Mansion Uchiha, Tokyo, 10 Juni 2007 {1.20 p.m}
Angin musim panas berembus perlahan. Harum aroma khas masakan terlewat begitu saja, ikut bersama angin yang berlalu dalam senyap.
"Besok kau sekolah ya?" tanya Sarada, memecahkan keheningan yang telah lama menemani mereka.
"Hm."
"Kenapa aku tidak ya?"
Sarada memandang langit biru dengan beberapa awan putih menggumpal membentuk bermacam-macam sesuatu saat dirinya membayangkan sebuah sekolah dengan banyak anak-anak di dalamnya.
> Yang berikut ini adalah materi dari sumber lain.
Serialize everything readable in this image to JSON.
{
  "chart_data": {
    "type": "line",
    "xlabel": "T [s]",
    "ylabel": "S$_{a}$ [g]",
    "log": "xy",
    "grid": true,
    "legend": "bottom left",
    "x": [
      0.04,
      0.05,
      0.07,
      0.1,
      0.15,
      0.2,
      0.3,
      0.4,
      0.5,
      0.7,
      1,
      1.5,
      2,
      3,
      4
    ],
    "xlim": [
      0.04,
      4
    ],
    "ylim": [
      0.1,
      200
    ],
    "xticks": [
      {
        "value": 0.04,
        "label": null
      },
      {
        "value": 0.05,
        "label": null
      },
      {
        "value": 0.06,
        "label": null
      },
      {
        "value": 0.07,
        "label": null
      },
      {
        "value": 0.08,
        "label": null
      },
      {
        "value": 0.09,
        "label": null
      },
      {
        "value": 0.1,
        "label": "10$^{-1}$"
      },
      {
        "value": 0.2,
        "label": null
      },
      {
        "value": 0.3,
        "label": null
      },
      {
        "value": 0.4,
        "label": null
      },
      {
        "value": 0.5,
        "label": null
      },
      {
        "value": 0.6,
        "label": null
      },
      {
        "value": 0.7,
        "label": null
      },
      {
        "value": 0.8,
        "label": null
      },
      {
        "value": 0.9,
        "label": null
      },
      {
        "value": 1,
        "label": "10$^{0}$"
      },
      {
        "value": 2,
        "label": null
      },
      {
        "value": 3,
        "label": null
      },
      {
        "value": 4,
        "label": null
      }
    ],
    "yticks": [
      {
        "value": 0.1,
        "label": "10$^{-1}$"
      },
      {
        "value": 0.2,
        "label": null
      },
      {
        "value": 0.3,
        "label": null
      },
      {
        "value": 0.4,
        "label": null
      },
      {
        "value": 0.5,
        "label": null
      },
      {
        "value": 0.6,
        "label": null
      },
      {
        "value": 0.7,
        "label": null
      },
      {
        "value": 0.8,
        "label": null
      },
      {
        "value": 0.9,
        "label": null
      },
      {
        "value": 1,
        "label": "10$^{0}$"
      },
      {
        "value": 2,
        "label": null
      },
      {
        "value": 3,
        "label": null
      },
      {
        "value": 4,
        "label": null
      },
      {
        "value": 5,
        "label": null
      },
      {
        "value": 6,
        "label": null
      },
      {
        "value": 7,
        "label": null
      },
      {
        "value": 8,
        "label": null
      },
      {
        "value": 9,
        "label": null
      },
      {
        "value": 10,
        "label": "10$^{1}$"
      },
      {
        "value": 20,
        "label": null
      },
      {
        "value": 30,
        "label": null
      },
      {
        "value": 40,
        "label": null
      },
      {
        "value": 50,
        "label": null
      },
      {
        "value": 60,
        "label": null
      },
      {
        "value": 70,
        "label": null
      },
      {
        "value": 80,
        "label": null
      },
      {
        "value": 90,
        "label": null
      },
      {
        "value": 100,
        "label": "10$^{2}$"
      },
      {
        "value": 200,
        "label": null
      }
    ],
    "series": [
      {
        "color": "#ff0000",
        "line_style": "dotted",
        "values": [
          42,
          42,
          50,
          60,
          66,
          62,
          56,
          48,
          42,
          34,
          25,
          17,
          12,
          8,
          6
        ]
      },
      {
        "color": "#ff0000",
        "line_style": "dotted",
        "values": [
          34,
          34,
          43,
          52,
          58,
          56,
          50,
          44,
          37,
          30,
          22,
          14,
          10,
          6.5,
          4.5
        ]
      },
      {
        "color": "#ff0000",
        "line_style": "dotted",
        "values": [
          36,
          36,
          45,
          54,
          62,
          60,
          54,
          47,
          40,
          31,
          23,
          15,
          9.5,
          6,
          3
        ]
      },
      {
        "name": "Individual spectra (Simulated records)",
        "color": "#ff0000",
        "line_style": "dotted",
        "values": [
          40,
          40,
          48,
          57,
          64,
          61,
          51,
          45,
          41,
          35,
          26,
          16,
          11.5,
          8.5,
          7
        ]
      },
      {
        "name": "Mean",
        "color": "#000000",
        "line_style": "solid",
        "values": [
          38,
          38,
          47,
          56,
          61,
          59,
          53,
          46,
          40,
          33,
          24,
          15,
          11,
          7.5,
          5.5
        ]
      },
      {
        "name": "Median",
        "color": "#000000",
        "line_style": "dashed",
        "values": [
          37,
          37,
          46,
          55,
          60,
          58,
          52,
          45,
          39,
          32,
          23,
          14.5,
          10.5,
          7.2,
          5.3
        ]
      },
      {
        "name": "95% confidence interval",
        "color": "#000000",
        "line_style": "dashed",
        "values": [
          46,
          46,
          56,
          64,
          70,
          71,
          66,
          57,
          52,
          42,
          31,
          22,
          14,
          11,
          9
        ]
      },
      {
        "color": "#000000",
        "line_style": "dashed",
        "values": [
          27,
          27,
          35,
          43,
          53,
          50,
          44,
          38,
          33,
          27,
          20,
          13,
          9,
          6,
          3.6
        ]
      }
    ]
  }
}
Tubuh kecil itu terjatuh di atas tanah ketika ia mendorong tubuhnya sendiri untuk rebah di sana.
"Mama bilang, kau sudah pintar. Kau tidak perlu belajar di sekolah. Di rumah, Papa dan Mama bisa mengajarkanmu apa saja," kata Boruto, surai kuningnya sedikit melambai terkena angin.
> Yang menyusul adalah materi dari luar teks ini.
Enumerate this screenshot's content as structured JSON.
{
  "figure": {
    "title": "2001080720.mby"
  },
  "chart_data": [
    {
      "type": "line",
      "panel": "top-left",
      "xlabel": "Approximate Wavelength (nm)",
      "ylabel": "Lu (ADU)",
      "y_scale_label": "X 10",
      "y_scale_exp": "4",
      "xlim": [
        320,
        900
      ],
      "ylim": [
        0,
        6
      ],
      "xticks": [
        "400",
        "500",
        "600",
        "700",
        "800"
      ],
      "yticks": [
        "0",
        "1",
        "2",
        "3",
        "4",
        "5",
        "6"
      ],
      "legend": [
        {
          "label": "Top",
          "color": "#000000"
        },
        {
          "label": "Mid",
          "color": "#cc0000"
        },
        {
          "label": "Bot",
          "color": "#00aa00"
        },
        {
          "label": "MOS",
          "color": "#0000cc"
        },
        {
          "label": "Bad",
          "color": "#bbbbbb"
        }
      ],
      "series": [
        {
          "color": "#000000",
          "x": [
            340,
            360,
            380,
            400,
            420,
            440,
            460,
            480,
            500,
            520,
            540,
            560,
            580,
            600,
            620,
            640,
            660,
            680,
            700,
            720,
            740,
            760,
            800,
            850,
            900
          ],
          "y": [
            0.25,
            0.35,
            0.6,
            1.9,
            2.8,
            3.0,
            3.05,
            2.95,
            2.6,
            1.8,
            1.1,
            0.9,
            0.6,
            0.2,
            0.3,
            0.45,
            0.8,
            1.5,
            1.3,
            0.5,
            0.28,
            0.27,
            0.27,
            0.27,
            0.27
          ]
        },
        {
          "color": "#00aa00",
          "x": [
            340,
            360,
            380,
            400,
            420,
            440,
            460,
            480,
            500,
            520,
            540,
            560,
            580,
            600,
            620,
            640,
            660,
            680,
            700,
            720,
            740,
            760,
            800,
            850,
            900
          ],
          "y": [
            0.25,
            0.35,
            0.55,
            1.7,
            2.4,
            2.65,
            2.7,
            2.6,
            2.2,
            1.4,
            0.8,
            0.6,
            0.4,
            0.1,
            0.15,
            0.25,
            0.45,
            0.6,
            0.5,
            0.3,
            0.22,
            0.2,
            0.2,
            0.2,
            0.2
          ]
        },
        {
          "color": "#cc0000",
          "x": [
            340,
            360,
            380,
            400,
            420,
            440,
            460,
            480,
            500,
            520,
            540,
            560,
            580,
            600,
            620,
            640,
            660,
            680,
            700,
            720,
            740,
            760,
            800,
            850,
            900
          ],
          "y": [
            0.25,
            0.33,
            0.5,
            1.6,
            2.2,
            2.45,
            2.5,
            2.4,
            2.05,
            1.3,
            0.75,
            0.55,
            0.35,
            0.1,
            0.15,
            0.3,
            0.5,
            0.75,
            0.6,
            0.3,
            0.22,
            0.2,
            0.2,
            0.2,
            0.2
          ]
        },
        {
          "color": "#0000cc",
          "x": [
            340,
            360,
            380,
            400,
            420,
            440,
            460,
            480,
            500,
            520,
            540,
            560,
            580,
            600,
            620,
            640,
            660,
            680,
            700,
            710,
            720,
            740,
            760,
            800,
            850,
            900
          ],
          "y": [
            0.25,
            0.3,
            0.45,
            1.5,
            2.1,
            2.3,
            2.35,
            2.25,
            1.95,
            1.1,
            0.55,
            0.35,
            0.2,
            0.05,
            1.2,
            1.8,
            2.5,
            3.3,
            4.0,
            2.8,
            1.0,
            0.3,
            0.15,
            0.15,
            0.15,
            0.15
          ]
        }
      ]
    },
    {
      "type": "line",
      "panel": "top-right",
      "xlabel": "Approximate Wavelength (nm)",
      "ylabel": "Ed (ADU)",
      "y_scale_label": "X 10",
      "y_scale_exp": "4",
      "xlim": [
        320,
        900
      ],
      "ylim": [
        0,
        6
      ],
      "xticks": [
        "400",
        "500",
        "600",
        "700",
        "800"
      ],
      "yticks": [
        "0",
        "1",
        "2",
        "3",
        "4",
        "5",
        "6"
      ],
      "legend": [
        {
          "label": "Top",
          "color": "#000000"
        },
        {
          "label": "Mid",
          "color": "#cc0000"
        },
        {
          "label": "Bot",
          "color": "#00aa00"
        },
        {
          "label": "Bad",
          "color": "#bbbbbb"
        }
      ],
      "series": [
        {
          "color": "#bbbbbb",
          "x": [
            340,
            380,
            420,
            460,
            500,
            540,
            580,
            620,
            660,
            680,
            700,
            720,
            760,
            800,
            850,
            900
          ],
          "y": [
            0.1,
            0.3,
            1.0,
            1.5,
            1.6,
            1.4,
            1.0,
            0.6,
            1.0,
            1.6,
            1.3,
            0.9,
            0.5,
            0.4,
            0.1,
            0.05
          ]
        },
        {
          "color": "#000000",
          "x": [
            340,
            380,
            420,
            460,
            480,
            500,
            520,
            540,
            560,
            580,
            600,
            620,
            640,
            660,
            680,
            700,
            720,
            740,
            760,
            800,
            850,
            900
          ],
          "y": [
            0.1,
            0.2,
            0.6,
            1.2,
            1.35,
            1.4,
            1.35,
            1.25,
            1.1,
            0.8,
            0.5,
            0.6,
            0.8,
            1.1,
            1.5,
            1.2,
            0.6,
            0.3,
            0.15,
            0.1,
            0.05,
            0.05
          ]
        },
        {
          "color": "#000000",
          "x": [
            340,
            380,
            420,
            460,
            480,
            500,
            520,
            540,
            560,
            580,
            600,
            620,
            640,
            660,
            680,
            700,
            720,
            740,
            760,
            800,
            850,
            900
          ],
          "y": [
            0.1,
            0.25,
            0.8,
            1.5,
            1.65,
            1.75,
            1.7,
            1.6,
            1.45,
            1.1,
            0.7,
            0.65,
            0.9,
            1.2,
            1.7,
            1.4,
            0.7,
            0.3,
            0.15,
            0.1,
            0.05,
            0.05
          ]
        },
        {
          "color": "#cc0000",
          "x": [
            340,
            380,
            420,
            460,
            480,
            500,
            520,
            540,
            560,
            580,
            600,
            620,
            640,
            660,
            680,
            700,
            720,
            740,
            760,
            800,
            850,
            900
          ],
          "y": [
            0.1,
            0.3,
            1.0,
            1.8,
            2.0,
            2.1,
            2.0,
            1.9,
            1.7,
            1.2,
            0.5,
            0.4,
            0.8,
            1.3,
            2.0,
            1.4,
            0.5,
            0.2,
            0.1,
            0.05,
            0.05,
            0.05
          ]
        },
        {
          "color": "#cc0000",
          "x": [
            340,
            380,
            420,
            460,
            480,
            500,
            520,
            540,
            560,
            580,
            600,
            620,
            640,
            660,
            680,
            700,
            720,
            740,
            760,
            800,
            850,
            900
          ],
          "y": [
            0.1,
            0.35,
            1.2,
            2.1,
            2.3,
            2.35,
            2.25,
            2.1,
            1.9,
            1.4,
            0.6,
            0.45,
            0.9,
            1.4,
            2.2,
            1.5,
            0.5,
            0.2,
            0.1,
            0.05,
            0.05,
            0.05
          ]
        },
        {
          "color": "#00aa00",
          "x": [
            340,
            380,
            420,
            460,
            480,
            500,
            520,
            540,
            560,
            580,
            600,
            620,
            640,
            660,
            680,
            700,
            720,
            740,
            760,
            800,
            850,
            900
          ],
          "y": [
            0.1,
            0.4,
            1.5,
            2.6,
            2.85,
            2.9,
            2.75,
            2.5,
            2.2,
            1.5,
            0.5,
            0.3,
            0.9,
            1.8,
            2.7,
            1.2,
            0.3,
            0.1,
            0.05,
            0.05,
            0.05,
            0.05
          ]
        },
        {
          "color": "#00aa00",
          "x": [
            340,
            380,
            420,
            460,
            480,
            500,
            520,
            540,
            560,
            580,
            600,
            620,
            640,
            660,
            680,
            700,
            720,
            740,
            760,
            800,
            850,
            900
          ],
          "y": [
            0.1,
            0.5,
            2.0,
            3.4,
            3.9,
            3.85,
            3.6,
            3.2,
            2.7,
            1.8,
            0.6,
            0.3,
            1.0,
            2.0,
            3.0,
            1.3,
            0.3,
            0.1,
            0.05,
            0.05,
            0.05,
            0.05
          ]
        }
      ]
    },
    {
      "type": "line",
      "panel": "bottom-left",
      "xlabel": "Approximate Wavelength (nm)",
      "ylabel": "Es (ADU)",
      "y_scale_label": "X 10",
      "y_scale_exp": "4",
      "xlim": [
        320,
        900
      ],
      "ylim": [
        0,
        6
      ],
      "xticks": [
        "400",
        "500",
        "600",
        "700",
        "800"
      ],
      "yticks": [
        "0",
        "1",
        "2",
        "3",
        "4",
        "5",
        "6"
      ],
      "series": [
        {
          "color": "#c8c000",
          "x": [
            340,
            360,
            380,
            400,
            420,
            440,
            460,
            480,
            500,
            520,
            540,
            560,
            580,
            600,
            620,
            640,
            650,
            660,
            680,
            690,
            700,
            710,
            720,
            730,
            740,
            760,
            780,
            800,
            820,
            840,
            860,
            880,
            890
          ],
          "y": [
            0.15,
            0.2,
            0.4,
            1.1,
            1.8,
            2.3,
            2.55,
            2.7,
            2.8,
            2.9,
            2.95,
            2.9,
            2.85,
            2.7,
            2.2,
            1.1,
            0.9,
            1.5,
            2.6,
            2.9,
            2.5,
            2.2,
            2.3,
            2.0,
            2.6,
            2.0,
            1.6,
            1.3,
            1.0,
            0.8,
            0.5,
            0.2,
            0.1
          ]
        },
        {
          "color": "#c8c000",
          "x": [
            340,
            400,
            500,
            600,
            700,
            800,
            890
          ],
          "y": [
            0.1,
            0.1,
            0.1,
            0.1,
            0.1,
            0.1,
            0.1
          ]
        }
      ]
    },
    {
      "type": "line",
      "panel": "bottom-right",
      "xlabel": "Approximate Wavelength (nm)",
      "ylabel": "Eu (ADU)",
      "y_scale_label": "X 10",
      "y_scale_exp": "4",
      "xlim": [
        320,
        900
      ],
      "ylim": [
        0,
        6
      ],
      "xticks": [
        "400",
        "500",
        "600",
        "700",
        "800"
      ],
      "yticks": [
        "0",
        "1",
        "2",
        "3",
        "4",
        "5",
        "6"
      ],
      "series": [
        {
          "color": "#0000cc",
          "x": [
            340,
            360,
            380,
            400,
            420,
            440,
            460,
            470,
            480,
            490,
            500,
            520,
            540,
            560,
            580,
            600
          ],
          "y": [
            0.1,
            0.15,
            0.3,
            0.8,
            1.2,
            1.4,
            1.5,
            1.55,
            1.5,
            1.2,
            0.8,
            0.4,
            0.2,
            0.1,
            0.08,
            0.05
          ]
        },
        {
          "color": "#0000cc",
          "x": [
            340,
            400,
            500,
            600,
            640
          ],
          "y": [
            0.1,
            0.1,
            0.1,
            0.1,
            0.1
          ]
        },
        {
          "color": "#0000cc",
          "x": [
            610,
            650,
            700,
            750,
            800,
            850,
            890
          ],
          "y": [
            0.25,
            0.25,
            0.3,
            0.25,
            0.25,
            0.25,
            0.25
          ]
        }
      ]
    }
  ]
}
"Tapi aku mau bersamamu!" rajuk Sarada. Matanya mulai berkaca-kaca. "Aku juga mau sekolah, Boruto!"
"Kenapa tidak protes pada Papa?! Itu Papa yang bilang, kan? Kalau kau di rumah saja, tidak perlu sekolah!" seru Boruto, nadanya meninggi, membuat Sarada menangis.
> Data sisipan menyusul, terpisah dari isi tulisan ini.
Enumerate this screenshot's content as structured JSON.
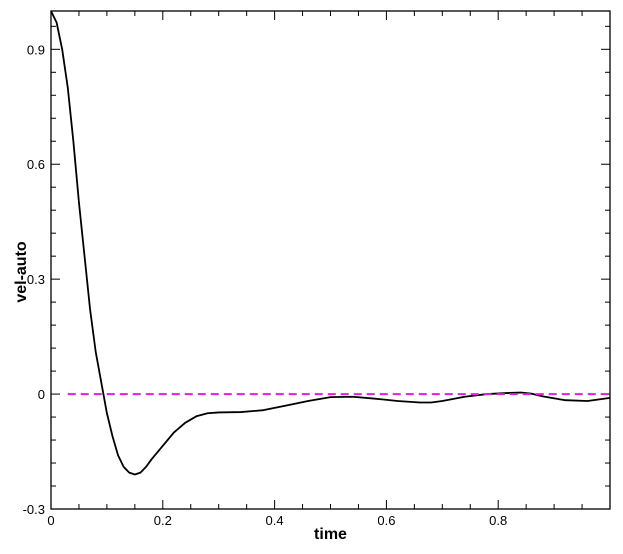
{
  "chart_data": {
    "type": "line",
    "title": "",
    "xlabel": "time",
    "ylabel": "vel-auto",
    "xlim": [
      0,
      1.0
    ],
    "ylim": [
      -0.3,
      1.0
    ],
    "grid": false,
    "legend": "none",
    "x_ticks": [
      0,
      0.2,
      0.4,
      0.6,
      0.8
    ],
    "x_tick_labels": [
      "0",
      "0.2",
      "0.4",
      "0.6",
      "0.8"
    ],
    "y_ticks": [
      -0.3,
      0,
      0.3,
      0.6,
      0.9
    ],
    "y_tick_labels": [
      "-0.3",
      "0",
      "0.3",
      "0.6",
      "0.9"
    ],
    "series": [
      {
        "style": "solid",
        "color": "#000000",
        "x": [
          0,
          0.01,
          0.02,
          0.03,
          0.04,
          0.05,
          0.06,
          0.07,
          0.08,
          0.09,
          0.1,
          0.11,
          0.12,
          0.13,
          0.14,
          0.15,
          0.16,
          0.17,
          0.18,
          0.2,
          0.22,
          0.24,
          0.26,
          0.28,
          0.3,
          0.34,
          0.38,
          0.42,
          0.46,
          0.5,
          0.54,
          0.58,
          0.62,
          0.66,
          0.68,
          0.7,
          0.74,
          0.78,
          0.82,
          0.84,
          0.86,
          0.88,
          0.92,
          0.96,
          1.0
        ],
        "y": [
          1.0,
          0.97,
          0.9,
          0.8,
          0.66,
          0.5,
          0.36,
          0.22,
          0.11,
          0.03,
          -0.05,
          -0.11,
          -0.16,
          -0.19,
          -0.205,
          -0.21,
          -0.205,
          -0.19,
          -0.17,
          -0.135,
          -0.1,
          -0.075,
          -0.058,
          -0.05,
          -0.048,
          -0.047,
          -0.042,
          -0.03,
          -0.018,
          -0.008,
          -0.007,
          -0.012,
          -0.018,
          -0.022,
          -0.022,
          -0.018,
          -0.007,
          0.0,
          0.003,
          0.004,
          0.001,
          -0.006,
          -0.016,
          -0.018,
          -0.01
        ]
      },
      {
        "style": "dashed",
        "color": "#e11ee1",
        "x": [
          0.03,
          1.0
        ],
        "y": [
          0,
          0
        ]
      }
    ]
  }
}
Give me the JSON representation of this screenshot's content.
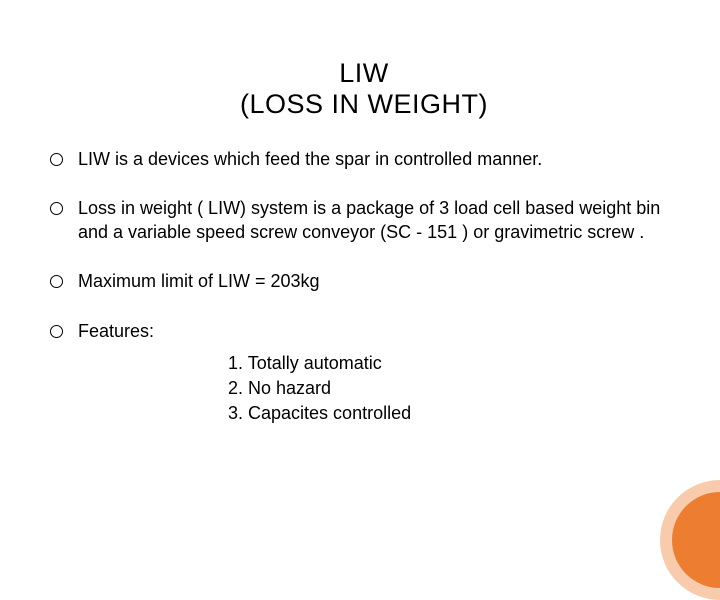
{
  "title": {
    "line1": "LIW",
    "line2": "(LOSS IN WEIGHT)"
  },
  "bullets": [
    {
      "text": " LIW is a devices which feed the spar in controlled manner."
    },
    {
      "text": "Loss in weight ( LIW) system is a package of 3 load cell based weight bin and a variable speed screw conveyor (SC - 151 ) or gravimetric screw ."
    },
    {
      "text": " Maximum limit of LIW  =      203kg"
    },
    {
      "text": "Features:"
    }
  ],
  "features": [
    "1. Totally automatic",
    "2. No hazard",
    "3. Capacites controlled"
  ],
  "theme": {
    "background": "#ffffff",
    "text_color": "#000000",
    "accent_outer": "#f8cbad",
    "accent_inner": "#ed7d31",
    "title_fontsize": 27,
    "body_fontsize": 18
  }
}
Gadis kecil itu membalikkan tubuh membelakangi Boruto, ia menangis sejadinya. Tak peduli Mamanya akan marah jika ia rewel seperti sekarang ini.
"H-hei... Salad, jangan menangis, maafkan aku!" Boruto berujar sendu, ia pikir, dirinyalah penyebab Sarada menangis. Suara isakan yang semakin kencang itu membuat Boruto ingin ikut menangis juga, biarlah dibilang 'Cengeng', ia tak peduli.
Sarada makin mengencangkan isakannya, ia bangun dari posisi rebahan kemudian berlalu masuk ke dalam Mansion. Menaiki tangga hati-hati ketika melihat Mamanya tengah duduk di sofa ruang tamu. Saat sampai pintu, ia masuk ke dalam kamar, menguncinya lalu menangis di dalam.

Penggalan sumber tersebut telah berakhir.